Я не знаю этих людей, что мне за дело до их судеб! И вообще, я бессильна, пока она не обратится ко мне с просьбой. Зачем я ищу себе оправдания?

Тринадцать!
- Здравствуйте, - входит она!
- Здравствуйте, - отвечаю. – Заждалась вас. Чай или кофе?
- Кофе... То есть чай, - поправляет она себя. – Мне теперь нельзя кофе.
- Почему?
- Как, разве вам не все известно? Я жду ребенка.
Мир рушится перед моими глазами на бессчетное множество кусочков, слова теряют смысл и вместе с осколками мира падают к моим ногам. Частички стекла впиваются в тело, свет меркнет, и я проваливаюсь в пустоту.
Лечу над морем, закатное солнце окрашивает волны и воздух в теплый, оранжево-розовый цвет. Я – это она, мои чувства – это ее чувства, мои решения – ее решения. Я смогу. У меня все получится...

Девочки давно спят. Слышу, как вернулся с работы муж, иду навстречу.
- Дорогая, прости, я задержался, - не поднимая на меня глаз, говорит он.
- Мог бы вообще не приходить.
- Я виноват, прости...
- Давай разведемся.
Он смотрит на меня невидящим взглядом. Не верит в услышанное, но боится переспросить.
- Я серьезно, - повторяю я. – Мы с тобой разные люди. У нас нет общих интересов. Мы давно стали чужими людьми. Зачем портить друг другу жизнь?
- А девочки? – спрашивает.
- Полагаю, что они переживут развод родителей...

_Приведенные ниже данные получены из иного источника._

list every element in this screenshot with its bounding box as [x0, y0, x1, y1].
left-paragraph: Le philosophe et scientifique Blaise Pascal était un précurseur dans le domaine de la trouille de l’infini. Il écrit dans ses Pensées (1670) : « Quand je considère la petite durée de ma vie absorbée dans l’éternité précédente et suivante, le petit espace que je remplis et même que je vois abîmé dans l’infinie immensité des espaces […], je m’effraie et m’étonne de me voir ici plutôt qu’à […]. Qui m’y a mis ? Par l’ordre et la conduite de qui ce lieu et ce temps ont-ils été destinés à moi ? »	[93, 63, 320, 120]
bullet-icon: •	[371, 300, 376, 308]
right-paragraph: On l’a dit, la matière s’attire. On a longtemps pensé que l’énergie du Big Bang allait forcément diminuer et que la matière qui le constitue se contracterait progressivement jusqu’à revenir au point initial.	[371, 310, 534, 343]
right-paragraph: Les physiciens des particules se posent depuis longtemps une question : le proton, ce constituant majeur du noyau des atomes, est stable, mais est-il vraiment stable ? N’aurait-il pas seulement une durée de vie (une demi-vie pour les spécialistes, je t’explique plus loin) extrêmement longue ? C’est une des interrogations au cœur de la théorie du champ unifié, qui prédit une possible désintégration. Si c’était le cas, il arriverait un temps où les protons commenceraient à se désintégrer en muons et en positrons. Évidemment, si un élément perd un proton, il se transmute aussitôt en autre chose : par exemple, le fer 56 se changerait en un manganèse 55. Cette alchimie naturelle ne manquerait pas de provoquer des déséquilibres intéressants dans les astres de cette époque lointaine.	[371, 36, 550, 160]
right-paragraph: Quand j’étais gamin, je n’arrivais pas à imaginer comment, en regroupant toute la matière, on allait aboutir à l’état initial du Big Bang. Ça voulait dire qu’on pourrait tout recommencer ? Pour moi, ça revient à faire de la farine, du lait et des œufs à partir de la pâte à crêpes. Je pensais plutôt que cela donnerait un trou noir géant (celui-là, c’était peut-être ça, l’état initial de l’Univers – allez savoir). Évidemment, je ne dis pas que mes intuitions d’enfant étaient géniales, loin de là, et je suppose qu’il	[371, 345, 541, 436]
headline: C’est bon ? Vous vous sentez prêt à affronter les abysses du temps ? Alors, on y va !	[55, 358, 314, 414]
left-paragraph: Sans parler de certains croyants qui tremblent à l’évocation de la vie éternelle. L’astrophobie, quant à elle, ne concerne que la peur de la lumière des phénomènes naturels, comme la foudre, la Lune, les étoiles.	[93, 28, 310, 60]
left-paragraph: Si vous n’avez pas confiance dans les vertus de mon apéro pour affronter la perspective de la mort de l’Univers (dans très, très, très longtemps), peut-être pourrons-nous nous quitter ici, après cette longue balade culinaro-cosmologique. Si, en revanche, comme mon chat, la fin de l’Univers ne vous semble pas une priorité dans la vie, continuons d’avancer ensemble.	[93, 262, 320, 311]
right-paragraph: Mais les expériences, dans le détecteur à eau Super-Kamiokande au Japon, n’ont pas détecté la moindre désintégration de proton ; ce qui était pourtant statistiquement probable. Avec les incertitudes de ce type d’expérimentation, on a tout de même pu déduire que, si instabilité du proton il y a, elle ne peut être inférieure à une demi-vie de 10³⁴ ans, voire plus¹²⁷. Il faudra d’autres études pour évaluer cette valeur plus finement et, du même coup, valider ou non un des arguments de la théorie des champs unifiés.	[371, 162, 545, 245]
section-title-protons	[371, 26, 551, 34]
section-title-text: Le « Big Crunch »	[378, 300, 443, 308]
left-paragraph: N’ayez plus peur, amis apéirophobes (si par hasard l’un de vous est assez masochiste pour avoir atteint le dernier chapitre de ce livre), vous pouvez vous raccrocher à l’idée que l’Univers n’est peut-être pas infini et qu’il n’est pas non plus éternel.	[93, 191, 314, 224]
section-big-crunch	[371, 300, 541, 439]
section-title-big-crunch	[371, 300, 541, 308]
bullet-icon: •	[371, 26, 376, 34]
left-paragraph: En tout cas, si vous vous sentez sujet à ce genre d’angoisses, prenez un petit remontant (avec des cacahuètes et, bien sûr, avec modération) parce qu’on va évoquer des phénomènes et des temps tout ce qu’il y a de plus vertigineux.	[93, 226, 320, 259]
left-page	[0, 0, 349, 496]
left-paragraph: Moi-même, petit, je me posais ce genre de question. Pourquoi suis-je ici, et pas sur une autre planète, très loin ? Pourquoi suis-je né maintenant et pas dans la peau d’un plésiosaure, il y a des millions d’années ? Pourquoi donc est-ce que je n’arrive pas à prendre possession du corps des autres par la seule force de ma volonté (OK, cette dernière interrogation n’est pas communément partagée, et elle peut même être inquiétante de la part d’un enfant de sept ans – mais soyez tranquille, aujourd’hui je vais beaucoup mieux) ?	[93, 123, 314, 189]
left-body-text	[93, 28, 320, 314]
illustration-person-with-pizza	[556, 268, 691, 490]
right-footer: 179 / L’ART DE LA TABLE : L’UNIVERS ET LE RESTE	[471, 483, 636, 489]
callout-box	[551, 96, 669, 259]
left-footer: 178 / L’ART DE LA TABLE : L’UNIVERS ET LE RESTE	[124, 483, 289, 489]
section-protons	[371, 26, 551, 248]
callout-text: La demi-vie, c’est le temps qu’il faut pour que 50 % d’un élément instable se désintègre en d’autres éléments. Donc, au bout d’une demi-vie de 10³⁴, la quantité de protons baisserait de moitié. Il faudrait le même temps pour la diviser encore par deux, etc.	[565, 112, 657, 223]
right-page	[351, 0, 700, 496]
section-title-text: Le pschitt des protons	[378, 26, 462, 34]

Он соглашается, и снова мир распадается передо мной на тысячи осколков. Я проваливаюсь в пустоту и лечу по млечному пути в неизвестность... Хочу вернуться назад, но не знаю, как. И страх сковывает меня, не дает думать. И холодные звезды смеются над моею беспомощностью...
Я лежу на жесткой ровной поверхности. Мрак во мне, мрак вокруг. Пронизывающий холод. Духота. Пытаюсь встать и понимаю, что попала в западню, выхода из которой нет. Страх сковывает меня, и я кричу, кричу что есть мочи и колочу руками и ногами в сосновые стенки моей тюрьмы. Бабушка Леся была неправа, я вернулась, но поздно. Надо попробовать в еще раз. У меня получится! Я верю в это.